Three minutes after the Big Bang explosion (13.8 billion years ago), the universe was a hot soup of photons, electrons, protons, deuterons and alpha particles. There were no heavier elements like those that make up most of the Earth because the photons at that time were so energetic that they would blast apart any heavier nuclei. After one million years of expansion, the temperature of the initial cloud decreased to 3000K so electrons and nuclei combines to neutral atoms that could not be broken up by the much less energetic photons at that stage. The expansion of mostly hydrogen gas continued. Ten million years after the Big Bang, the huge cloud that was the universe started breaking up into smaller ones that became galaxies. Within galaxies, smaller clouds of hydrogen gas condensed into stars; new stars are born even now.

Where were the heavy atoms that make up Earth produced?

Three minutes after the big bang explosion the universe was a hot soup of photons, electrons, protons, deuterons and alpha particles. There were no heavier elements like those that make up most of the earth because the photons at that time were so energetic that would blast apart any heavier nuclei. Most of the atoms that make earth and our bodies have been fused inside a star that exploded about 5 billion years ago and its heavier elements mixed with the hydrogen cloud that contracted and formed the solar system.

Write down the number of protons and neutrons in Uranium-238 and Uranium-235.

Uranium 238: 92 protons, 146 neutrons Uranium 235: 92 protons, 143 neutrons

What is nuclear fusion? Why can nuclear fusion only happen at very high temperatures?

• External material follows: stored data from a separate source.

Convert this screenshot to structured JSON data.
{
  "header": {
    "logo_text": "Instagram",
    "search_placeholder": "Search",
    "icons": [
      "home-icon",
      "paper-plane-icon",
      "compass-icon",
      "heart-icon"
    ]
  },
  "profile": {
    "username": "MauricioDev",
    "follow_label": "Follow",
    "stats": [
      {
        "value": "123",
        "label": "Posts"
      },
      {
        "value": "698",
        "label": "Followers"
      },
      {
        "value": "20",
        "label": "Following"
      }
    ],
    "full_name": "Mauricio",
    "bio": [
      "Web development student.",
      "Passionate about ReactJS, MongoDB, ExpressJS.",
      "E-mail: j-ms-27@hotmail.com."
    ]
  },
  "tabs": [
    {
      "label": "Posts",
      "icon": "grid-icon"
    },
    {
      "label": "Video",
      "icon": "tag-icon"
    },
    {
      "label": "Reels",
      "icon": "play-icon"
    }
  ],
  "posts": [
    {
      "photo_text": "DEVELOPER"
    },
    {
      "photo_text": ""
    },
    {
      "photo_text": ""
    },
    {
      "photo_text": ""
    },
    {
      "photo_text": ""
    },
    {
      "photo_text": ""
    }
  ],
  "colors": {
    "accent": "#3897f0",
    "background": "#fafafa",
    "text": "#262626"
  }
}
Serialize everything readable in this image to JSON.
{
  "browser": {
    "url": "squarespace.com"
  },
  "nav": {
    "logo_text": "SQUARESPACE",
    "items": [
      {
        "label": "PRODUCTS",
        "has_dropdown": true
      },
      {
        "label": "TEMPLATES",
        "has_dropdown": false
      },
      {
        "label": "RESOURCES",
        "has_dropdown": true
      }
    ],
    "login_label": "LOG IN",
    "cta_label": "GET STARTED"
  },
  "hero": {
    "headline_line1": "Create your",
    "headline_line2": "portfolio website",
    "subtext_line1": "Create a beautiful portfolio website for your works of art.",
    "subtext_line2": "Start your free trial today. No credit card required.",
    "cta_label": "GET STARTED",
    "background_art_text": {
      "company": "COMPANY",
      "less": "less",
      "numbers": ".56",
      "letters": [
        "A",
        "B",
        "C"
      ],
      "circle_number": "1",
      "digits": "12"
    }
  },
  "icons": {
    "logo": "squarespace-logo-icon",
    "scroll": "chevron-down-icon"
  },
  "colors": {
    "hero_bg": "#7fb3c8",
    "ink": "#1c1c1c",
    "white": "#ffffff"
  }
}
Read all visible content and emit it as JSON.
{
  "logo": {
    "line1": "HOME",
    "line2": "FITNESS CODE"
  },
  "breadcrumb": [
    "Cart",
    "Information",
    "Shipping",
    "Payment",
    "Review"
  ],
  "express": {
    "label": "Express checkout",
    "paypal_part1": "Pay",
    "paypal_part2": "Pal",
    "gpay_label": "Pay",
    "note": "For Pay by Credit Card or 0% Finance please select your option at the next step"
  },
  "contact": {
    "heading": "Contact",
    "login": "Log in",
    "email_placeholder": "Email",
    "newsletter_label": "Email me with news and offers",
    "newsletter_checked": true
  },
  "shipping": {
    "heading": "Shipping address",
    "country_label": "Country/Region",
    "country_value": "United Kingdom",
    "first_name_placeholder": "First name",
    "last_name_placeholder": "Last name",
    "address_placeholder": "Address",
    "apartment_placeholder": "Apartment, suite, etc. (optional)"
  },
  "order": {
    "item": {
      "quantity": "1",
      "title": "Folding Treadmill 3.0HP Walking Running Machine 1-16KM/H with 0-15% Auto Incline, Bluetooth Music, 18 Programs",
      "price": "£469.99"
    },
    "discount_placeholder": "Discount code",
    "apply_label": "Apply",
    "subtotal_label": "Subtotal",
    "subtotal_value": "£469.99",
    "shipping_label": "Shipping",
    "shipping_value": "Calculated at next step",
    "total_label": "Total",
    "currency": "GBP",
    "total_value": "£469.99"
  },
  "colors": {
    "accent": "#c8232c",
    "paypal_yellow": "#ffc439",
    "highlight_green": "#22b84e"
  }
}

We call fusion the binding of light nuclei to heavier ones. For example, two proton (hydrogen molecule) can collide and fuse to produce a deuteron, as the Deuterium nucleus is called. The nuclear force that binds protons and neutrons in the nucleus is very strong, consequently, protons and neutrons binding into nuclei lose a substantial amount of energy that is released by emitted gamma rays (photons), electrons, positrons, neutrinos, etc. For a nuclear fusion reaction to occur, it is necessary to bring two nuclei so close that nuclear forces become active and glue the nuclei together. Nuclear forces are small-distance forces and have to act against the electrostatic forces where positively charged nuclei repel each other. This is the reason why nuclear fusion reactions occur mostly in high density, high temperature environment.

What is (nuclear) fission? When does fission release energy?

When nuclei heavier than iron break up to lighter ones energy may be released. The break up of a nucleus called fission which can happen spontaneously but also with a bit of help, e.g., collision with neutron.